Faster booster jabs, a wonder pill and falling infection rates delivered a triple boost in the fight against COVID.
From Monday the double vaccinated will be able to book their third dose a month earlier than before, and in a second significant development, a new antiviral pill has been found to cut the risk of vulnerable people being hospitalised or dying from coronavirus.
And official figures revealed that the infection rate and the R rate have both fallen, and cases have dropped by a third in a fortnight, from 49,298 to 34,029.
One expert said the latest figures suggested that coronavirus infections may now have peaked across England, and ministers have met with fierce criticism over booster jabs, with the sluggish pace of the rollout blamed for high case numbers.
So far third doses could only be booked when they became due, six months after a second jab. That resulted in people waiting six weeks for a convenient appointment, at a time when their immunity was fading.
But next week the vaccine can be booked a month in advance online or by calling 119.
Health Secretary Sajid Javid told a newspaper outlet that ahead of the peak winter season three really important developments gave them hope and that the best thing that anyone could do, to keep the virus at bay, was to get jabbed if they haven’t already or their booster as soon as they’re eligible.
He added that COVID 19 vaccines were the best way to protect ahead of the challenging winter and that this shift in the booking system would make it as easy as possible for people to book their booster jabs.
He said that this would expedite the booster programme and ensure that the NHS was able to vaccinate people as quickly as possible, and more importantly help more people maintain protection against COVID 19 as they know that immunity will decline over time, and they advised people not to delay and to come and get the jab to keep the virus at bay.
Ministers had expected to offer boosters to 32 million people by Christmas but this is looking increasingly doubtful – only nine million have been given so far.
Jonathan Ashworth, Labour’s health spokesperson, has written to Sajid Javid asking for more community pharmacies and walk-in clinics to give boosters and children’s jabs.

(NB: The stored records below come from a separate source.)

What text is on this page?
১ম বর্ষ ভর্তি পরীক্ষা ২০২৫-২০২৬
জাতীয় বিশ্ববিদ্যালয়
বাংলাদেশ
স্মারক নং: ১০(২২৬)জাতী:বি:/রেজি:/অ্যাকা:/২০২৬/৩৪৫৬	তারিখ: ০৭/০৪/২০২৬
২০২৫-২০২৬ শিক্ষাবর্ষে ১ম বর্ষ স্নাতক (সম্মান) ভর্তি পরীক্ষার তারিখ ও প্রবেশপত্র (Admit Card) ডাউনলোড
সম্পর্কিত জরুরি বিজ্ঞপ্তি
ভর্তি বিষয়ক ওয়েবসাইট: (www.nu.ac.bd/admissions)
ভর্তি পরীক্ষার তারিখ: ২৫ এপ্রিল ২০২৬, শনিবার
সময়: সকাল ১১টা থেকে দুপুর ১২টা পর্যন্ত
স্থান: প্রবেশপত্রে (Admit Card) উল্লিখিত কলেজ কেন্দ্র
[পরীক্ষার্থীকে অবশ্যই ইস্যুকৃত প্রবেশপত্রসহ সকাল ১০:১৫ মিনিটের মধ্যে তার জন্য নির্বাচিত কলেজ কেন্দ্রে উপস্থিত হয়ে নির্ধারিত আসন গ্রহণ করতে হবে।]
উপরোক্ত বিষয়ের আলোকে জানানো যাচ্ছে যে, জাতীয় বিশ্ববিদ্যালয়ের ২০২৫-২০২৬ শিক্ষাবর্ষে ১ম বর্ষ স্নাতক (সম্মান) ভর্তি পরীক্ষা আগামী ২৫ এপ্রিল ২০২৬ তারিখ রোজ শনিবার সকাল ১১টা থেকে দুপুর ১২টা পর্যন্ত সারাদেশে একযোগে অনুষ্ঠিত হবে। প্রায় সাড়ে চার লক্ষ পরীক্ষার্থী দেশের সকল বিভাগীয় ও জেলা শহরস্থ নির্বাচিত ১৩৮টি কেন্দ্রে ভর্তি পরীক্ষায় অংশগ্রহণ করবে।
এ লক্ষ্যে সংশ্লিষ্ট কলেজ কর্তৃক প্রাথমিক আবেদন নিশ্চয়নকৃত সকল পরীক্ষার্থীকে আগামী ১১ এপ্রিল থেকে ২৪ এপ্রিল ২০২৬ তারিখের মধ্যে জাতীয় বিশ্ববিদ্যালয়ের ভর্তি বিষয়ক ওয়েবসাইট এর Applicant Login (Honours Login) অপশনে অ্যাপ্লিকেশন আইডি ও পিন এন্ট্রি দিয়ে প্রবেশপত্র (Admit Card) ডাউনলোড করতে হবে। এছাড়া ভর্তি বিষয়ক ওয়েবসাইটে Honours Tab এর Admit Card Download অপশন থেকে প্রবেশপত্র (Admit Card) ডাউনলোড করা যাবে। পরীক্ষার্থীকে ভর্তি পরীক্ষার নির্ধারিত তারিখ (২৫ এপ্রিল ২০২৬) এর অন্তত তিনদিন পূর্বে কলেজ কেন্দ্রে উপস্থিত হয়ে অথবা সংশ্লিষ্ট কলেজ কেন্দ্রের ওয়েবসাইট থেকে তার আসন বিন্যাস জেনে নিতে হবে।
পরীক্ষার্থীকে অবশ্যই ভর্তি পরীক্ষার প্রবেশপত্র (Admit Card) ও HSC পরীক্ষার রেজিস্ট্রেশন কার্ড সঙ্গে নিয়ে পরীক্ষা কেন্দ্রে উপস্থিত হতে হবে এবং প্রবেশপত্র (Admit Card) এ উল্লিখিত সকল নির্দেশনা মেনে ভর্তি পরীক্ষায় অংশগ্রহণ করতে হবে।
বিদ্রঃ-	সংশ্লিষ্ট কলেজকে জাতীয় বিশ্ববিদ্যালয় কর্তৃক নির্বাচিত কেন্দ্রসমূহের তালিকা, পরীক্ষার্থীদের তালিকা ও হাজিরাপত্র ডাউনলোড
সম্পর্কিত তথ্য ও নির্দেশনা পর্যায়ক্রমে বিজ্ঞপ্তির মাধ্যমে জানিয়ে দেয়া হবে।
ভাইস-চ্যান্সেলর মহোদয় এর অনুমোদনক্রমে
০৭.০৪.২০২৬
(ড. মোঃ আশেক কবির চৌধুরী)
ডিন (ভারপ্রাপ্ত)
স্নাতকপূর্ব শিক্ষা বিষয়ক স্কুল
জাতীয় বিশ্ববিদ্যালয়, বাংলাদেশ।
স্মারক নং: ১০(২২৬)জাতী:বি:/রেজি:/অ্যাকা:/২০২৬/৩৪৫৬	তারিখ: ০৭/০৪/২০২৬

He warned action was needed to tackle the pitifully low vaccination rate in youngsters – only one in four 12-15-year-olds have been jabbed, despite a target to vaccinate them all by October half term.
And the COVID industry just keeps on growing. I would love to know just how much this new industry is turning over per annum.
You can’t stop a virus, but with vaccines, it can be lower the rate that people catch it but it will never become extinct, and vaccines are used to help reduce it as much as possible, and we might end up with more than one type of vaccine to help fight the COVID virus, but it will never stop the virus completely. This means that some people will still get infected, although nowhere as many people as before.
So, how many vaccines will people need to have? Well, that’s like saying ‘How long is a piece of string?’ And it might just be that everyone will have to be jabbed several times a year or just once a year along with the flu jab.
But of course, some people won’t be able to have the jab because some people will end having severe reactions to the vaccine. So, do we refuse the vaccine, or have it done at our own risk?